Many companies use pre-employment personality assessments for selection. But why put an assessment report in a drawer after the hire when it can be a terrific platform for development? With awareness of a person’s strengths, motivations, and behavioral tendencies, it becomes much easier for management to shape coaching and mentoring strategies, provide targeted guidance, and help the new hire thrive in the company’s culture.

Even if you don’t use assessments for selection, you can still apply them during the onboarding process. Better yet, by looking at the assessment results for both the manager and the new employee, you can enhance mutual understanding, improve communication, and foster a strong partnership.

  1. Set SMART goals

New hires will struggle to succeed if they don’t know what success looks like. Therefore, development goals should be Specific, Measureable, Attainable, Relevant, and Time-bound.

Specific goals are boiled down to their most basic component and should be free of vague or moving targets (“Getting up to speed” is not specific). Measurable goals are quantifiable and not subject to the whims or moods of management. Attainable goals are realistic; during onboarding is not the time to set up a brick wall and expect the individual to crash through it. Relevant goals should relate to the job and not be an arbitrary test of persistence. Time-bound goals have reasonable, yet competitive deadlines so manager and employee can plan and pace the effort.

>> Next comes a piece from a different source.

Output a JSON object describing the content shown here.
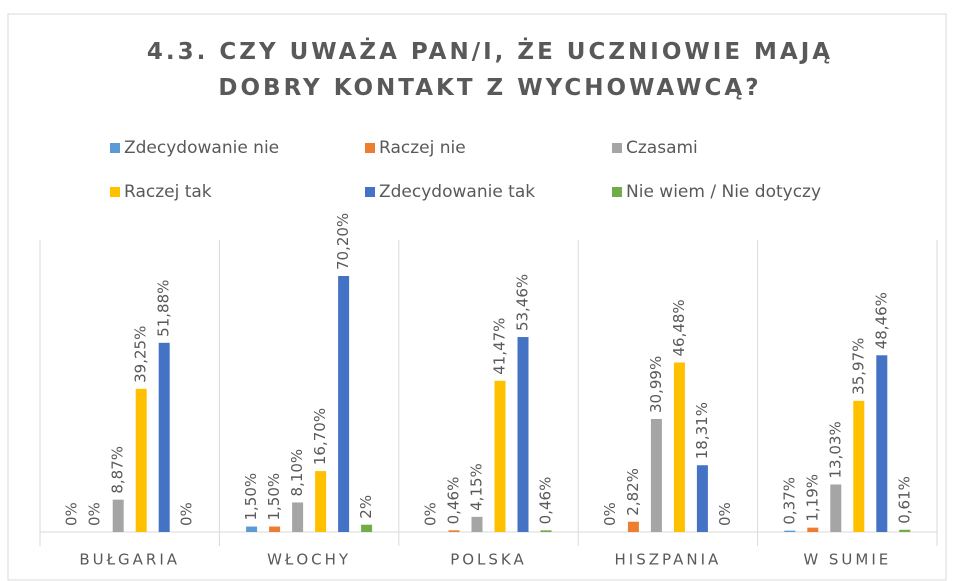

  1. Involve new hires in their own development

New hires tend to be “on their best behavior,” which sometimes manifests as agreeableness and letting managers take the lead in conversations. Thus, if an eager manager jumps right in and starts assembling a grand vision of success, the new hire might sit back and play a passive role to avoid appearing difficult or uncooperative.

In reality, the best, happiest employees are the ones who feel empowered and take ownership. Management should guide the development process but encourage new hires to contribute ideas, express professional goals, and, within the requirements and expectations of the given position, define their roles.

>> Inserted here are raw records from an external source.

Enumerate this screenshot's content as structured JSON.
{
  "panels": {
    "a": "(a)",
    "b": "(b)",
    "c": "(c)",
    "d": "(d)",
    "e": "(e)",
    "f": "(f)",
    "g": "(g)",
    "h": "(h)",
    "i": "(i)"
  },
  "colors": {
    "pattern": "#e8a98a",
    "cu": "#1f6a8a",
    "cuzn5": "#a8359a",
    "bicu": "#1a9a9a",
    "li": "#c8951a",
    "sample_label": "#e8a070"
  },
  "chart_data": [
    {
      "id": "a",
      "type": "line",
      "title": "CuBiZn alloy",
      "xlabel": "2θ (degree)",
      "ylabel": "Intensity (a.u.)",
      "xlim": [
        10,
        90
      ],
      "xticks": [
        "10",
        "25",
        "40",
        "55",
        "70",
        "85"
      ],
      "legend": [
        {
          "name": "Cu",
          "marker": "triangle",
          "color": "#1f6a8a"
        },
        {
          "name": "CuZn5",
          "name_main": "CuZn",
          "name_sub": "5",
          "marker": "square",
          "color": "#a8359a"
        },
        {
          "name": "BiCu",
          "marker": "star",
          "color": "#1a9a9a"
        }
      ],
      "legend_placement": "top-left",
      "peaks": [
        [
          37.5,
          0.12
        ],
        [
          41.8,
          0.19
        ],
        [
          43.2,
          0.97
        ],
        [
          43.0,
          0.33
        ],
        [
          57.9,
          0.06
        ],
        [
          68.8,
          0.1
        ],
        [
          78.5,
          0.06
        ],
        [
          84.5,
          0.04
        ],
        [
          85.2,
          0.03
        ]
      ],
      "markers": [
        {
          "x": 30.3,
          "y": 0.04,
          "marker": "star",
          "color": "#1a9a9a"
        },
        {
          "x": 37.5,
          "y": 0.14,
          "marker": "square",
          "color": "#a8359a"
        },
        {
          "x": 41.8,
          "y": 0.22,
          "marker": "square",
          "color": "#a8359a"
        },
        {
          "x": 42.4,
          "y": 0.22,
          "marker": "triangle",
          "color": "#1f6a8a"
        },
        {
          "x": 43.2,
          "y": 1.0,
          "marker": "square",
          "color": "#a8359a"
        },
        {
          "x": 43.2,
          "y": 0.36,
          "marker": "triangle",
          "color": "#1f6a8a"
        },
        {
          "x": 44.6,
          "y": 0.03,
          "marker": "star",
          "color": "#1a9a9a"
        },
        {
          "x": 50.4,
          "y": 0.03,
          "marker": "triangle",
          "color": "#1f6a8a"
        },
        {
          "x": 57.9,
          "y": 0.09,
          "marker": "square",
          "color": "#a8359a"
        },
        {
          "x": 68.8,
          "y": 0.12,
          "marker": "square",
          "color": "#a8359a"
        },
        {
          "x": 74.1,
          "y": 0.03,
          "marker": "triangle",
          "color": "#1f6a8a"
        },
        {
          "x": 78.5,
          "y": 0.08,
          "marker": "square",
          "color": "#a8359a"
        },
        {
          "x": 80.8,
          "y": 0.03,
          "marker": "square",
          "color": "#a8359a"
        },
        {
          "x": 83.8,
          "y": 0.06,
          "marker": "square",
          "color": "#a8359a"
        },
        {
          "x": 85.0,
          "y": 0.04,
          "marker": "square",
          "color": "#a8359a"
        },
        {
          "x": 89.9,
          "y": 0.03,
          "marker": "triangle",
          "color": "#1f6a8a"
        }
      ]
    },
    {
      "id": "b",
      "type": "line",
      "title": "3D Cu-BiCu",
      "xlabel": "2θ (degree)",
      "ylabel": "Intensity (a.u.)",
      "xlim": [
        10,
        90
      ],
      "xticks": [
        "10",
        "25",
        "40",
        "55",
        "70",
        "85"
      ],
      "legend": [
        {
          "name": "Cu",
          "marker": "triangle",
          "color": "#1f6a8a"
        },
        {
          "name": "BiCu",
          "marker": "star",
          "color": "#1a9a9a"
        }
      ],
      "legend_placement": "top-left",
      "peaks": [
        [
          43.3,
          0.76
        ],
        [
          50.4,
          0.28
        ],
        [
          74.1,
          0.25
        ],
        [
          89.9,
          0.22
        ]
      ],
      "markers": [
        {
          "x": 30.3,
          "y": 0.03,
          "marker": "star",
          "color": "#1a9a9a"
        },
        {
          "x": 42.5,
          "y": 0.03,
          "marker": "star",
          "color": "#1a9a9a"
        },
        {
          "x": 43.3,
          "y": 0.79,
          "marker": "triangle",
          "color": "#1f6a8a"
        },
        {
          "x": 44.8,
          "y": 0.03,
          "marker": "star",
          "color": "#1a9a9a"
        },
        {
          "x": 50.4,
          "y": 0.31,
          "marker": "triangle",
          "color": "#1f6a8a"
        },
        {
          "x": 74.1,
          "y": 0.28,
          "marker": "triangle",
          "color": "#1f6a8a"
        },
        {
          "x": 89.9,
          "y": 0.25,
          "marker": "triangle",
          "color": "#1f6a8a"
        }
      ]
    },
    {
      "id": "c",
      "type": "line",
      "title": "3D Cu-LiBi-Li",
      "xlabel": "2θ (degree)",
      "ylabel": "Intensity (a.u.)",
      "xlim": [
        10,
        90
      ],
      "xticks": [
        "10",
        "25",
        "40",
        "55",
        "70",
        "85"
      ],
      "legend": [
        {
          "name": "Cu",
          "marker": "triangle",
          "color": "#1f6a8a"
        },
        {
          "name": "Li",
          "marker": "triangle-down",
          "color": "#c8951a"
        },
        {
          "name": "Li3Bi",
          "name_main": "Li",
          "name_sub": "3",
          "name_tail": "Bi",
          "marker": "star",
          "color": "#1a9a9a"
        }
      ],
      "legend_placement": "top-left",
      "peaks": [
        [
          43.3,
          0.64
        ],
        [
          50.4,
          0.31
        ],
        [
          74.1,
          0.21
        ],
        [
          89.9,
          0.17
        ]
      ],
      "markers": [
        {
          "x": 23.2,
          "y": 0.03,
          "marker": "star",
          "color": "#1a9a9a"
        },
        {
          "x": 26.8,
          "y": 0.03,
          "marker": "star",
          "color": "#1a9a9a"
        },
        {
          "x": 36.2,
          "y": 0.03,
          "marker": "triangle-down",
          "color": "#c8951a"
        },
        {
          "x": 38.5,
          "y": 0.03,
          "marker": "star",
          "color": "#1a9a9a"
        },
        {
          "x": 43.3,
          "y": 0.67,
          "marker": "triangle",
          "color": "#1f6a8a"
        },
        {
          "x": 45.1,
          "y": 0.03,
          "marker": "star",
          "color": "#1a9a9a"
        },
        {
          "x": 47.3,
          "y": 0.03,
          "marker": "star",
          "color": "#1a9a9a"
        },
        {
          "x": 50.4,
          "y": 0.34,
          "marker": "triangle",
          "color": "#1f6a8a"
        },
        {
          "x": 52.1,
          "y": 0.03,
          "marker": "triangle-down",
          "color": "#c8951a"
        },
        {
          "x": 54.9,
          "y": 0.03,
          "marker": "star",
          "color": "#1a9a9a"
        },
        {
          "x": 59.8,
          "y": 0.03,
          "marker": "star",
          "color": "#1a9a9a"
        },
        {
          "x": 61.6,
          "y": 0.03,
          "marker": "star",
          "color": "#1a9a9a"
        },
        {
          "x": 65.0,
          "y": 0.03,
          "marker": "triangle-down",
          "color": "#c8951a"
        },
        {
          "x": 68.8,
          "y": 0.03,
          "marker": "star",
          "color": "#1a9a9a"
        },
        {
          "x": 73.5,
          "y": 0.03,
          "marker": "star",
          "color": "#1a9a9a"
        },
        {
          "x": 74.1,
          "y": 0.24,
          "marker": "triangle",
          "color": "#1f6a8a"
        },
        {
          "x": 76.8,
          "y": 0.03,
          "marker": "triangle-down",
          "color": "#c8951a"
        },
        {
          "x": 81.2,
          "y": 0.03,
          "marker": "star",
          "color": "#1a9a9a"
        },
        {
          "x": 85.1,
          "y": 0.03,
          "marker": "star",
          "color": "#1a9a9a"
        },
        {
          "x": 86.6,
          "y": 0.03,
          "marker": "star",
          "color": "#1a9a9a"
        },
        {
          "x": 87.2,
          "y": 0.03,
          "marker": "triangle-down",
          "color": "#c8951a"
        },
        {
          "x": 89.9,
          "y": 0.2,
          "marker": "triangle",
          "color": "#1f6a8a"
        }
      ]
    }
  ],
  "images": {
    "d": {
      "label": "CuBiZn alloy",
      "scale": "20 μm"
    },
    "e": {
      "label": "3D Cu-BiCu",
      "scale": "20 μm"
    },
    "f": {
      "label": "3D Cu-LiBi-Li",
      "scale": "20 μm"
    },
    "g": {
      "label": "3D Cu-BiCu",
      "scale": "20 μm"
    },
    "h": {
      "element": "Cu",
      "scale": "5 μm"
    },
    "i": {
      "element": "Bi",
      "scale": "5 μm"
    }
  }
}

  1. Set time aside for Q&A

A good manager is tuned-in to what employees are experiencing not through some mystical gift for mindreading but simply by asking open-ended questions. Doing so is especially important with new and recent hires, who might not feel comfortable vocalizing their feelings. Questions can include: What do you like best about the role so far? What has been the biggest challenge or difficulty? What can I (or the company) do to help? What resources do you wish you had?

And be sure to follow through, even if the answer is “We can’t do that, but what we can do is …”

  1. Recognize that onboarding is ongoing

Though every job and company is different, a general onboarding plan might include 30-day, 60-day, and 90-day meetings to formally assess progress, adjust plans, revisit goals if necessary, and determine next steps (just remember that the purpose of these particular meetings is to provide constructive guidance, not to demand accountability).

But it shouldn’t end there. Policies and best practices need reinforcement. Company culture needs maintenance. Employee engagement needs to be monitored so management can accurately evaluate the organizational climate. In short, when new hires know management is invested in their long-term success, they are more likely to positively change and grow with the company.

If you build a successful onboarding program and implement it systematically, both the organization and new hires benefit in a multitude of ways through improved communication, increased collaboration, and a reinforcement of company culture. You’re also clearing obstacles to learning, making policies understandable, increasing productivity and engagement, reducing turnover, and, ultimately, improving business results. Isn’t all that worth a little extra effort and attention in the beginning?